Fixes Security Vulnerabilities in AMD Radeon Series

Fixed 18 Radeon vulnerabilities, 18 of which were of high importance, recently identified by vulnerability experts. It seems that these driver updates offer much more than increased FPS and software improvements.
 Fixes Security Vulnerabilities in AMD Radeon Series
READING NOW Fixes Security Vulnerabilities in AMD Radeon Series

GPU hardware manufacturers’ graphics driver updates are often greeted with a certain amount of excitement and skepticism. While some users look forward to the potential game and app support, functionality, or pure FPS a new package might provide, others hesitate, fearing that the problems it can cause may cause more problems than it solves.

AMD’s latest security bulletin also demonstrates how important it is to keep Radeon drivers up-to-date to support their security posture as well as graphics capabilities.

Vulnerabilities are not limited to Radeon series

The latest common vulnerabilities and risks (CVEs’) released by Team Red covers 27 driver-level security findings, including 18 high severity vulnerabilities. Issues caused by security vulnerabilities include unwanted elevation of privileges, DLL hijacking, and arbitrary code execution. Malicious actors that exploit these vulnerabilities can cause user-facing effects ranging from compromised information to the loss of all data.

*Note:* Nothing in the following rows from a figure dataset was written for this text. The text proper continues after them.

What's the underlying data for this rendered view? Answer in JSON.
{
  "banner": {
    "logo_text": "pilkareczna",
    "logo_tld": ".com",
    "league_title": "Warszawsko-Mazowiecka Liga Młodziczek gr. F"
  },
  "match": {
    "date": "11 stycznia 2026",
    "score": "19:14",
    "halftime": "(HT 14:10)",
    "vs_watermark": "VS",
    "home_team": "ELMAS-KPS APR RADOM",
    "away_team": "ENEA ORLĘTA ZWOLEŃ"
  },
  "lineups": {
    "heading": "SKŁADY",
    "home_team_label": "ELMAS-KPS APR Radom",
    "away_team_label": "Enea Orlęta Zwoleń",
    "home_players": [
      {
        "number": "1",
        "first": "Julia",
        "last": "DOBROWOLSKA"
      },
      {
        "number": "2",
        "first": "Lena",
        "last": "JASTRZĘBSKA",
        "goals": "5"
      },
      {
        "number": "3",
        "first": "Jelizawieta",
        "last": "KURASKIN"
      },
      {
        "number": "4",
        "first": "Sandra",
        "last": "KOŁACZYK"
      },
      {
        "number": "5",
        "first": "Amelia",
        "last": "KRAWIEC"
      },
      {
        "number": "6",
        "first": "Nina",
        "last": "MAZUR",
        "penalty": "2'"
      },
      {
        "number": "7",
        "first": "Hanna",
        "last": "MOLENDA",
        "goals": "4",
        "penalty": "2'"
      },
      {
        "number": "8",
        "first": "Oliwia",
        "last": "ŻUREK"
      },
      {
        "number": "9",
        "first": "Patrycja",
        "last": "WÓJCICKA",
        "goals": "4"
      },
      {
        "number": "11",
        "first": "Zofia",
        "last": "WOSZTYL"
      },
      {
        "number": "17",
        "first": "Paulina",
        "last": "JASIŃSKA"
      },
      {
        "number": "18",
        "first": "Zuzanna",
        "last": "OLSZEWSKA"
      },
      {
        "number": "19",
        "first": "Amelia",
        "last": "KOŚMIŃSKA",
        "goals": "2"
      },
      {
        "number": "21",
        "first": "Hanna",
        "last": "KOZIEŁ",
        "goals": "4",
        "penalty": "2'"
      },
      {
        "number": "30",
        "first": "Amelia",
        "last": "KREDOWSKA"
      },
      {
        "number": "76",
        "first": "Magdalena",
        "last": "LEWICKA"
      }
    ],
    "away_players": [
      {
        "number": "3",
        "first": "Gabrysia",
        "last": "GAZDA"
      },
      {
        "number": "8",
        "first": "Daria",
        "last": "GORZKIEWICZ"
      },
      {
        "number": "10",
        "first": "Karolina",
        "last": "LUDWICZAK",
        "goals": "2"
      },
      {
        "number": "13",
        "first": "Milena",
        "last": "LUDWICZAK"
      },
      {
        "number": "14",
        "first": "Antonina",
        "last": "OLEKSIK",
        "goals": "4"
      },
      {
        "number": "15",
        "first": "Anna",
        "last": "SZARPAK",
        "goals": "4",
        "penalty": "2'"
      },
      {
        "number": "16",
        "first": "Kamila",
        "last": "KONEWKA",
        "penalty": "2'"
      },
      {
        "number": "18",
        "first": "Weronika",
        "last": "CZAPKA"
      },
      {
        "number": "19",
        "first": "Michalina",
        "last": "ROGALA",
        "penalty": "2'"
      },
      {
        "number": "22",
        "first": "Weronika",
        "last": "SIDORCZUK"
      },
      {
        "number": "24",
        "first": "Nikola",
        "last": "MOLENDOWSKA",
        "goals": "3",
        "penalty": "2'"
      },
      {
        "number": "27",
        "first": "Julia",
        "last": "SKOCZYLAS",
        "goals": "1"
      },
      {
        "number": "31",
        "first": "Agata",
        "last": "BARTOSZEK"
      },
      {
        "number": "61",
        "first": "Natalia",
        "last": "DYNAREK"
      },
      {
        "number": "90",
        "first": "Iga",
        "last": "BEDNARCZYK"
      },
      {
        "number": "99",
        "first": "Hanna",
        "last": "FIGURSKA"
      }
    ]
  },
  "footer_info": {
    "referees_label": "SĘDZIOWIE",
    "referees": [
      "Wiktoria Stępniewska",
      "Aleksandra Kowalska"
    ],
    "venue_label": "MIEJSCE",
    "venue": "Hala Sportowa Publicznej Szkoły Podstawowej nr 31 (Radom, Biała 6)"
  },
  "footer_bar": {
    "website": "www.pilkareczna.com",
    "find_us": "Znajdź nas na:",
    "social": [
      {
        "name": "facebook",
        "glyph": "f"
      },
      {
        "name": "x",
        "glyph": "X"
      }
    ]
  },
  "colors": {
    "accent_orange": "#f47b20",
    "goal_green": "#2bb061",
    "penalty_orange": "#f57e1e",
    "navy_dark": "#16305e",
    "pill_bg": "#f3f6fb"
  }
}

Fortunately for AMD Radeon users, most of these issues have been fixed with the company’s last few driver releases. Starting with the Radeon 20. 7.1 and Radeon 21. Q1 Enterprise driver packages, AMD was able to significantly mitigate many of these security issues, including all 18 high severity CVEs. These releases and their associated security concerns are also an excellent opportunity for end users to review and evaluate driver updates based on more than efficient data and image processing by their GPUs.

Recently noticed vulnerabilities are not limited to AMD’s Radeon series. According to The Register, it covers more than 70 vulnerabilities involving all generations of AMD’s EPYC processors and Intel’s Wi-Fi, SSDs and processors, including the Pentium, Celeron, Atom and Xeon series. The security issues were discovered and reported by many researchers and organizations, including vulnerability expert Ori Nimron, cybersecurity product developer CyberArk Labs, and others. According to AMD bulletins, “AMD GPU users such as Radeon Software version 21. 4.1, Radeon Pro Software version 21. Q2 Enterprise should be up to date and protected from reported exploits.”